Bernard L. Ward, whose murder conviction was overturned in 1992, has four witnesses ready to testify that he was more than 800 miles away when the victim was being stabbed and strangled, an Anne Arundel Circuit jury was told yesterday.
Mr. Ward, who is being retried in the 1988 murder of Eddie Brewer, had taken a friend to a chiropractor, had gone to a Social Security office with his wife and had applied for a job -- all in Tallahassee, Fla. -- at the time of the killing, his lawyer said yesterday.
On Dec. 12, 1988, about a month after the murder, the body of the 25-year-old Baltimore man was found in an abandoned house off Crain Highway and West Furnace Branch Road in Glen Burnie.
County police Officer Paul B. Deinlein told jurors that he discovered the nude body about midnight in the basement of the boarded-up house, which he had entered in search of a runaway teen-ager.
Mr. Ward was arrested four days later in Tallahassee after three witnesses told police they had seen him near the scene of the murder that night.
Mr. Ward confessed to police and pleaded guilty to first-degree murder, cutting short his trial, after prosecutors offered him a life sentence instead of life without parole.
But Mr. Ward won a retrial in November 1992, when Anne Arundel Circuit Judge Robert H. Heller Jr. ruled that Mr. Ward's former counsel, George Kariotis, was so incompetent that his client was denied his constitutional rights when he decided to plead guilty.
Mr. Kariotis has since been disbarred for unrelated matters.
This case is being tried before Judge Warren B. Duckett Jr.
In opening statements yesterday, one of Mr. Ward's lawyers told jury of six men and six women that he will show that the confession was coerced, that the witnesses who placed Mr. Ward at the scene are mistaken and that Mr. Ward was busy elsewhere at the time of the murder.
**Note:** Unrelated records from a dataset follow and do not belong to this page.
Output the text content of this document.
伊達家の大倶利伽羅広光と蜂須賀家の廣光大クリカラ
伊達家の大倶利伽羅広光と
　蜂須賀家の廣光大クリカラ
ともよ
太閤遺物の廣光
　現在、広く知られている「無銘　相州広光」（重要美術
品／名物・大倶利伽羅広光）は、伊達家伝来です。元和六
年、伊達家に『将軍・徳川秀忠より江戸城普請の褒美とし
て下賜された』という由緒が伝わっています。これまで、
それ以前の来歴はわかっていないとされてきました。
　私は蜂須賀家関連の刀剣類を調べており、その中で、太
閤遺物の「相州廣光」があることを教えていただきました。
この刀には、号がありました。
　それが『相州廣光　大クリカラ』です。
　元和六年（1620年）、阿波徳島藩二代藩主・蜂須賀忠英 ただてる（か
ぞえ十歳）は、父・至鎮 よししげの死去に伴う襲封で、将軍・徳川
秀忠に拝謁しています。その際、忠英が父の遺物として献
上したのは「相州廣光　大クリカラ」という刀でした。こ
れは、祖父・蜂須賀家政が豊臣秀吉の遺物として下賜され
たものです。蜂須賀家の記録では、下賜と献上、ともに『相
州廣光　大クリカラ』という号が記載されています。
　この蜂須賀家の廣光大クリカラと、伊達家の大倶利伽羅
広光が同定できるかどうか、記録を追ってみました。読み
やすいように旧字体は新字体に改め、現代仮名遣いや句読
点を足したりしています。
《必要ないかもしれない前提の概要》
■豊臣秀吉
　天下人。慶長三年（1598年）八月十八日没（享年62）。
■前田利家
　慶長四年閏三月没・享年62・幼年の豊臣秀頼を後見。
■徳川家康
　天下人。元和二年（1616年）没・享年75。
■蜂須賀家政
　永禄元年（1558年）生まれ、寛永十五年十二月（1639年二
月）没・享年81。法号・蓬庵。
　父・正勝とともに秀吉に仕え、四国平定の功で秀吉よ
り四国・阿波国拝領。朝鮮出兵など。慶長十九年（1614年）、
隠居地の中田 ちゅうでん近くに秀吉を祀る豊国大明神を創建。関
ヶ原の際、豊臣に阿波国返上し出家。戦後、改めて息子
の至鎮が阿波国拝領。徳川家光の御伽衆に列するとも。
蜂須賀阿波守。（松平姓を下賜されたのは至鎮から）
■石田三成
"At the time of the murder of Eddie Brewer, Bernie Ward was drinking beer and smoking cigarettes in Tallahassee, Fla., 800 miles away," said Fred Heyman, Mr. Ward's attorney.
Mr. Heyman said he will present testimony from Linda Wilson, who shared a house with Mr. Ward in Florida and "saw Mr. Ward every night" of the week when the murder occurred.
He said Mr. Ward's former wife, Karen Stewart, will testify that the day of the murder they went together to a Social Security office in Florida to apply for benefits for their epileptic son.
And, he said, a former supervisor will testify that the night before the murder Mr. Ward applied for a job as a mason that had been advertised in that day's newspaper.
"We feel an innocent man has been wrongly convicted," Mr. Heyman said
In opening statements yesterday, Assistant State's Attorney William C. Mulford II said three witnesses saw the accused near Mr. Brewer's burning Camaro, which had been set afire in a parking lot about 50 yards from the house where the body was found.
Mr. Mulford said that on the night of the murder Mr. Ward went to a gay bar in Baltimore and planned to perform a sex act on Mr. Brewer for cash.
But, an accomplice who accompanied Mr. Brewer and Mr. Ward on a drive to a secluded spot, "went crazy" and stabbed Mr. Brewer 25 times, Mr. Mulford said.
The alleged accomplice was never caught.
After he was picked up by detectives in Tallahassee, Mr. Ward confessed to the murder, providing details -- such as the stab wounds -- that only the killer would know, Mr. Mulford said.
He discounted Mr. Ward's claims that the confession was coerced.
"The evidence will show not only was Mr. Ward present at the time of the murder, he was an active participant in the cold-blooded execution of Eddie Brewer," he said.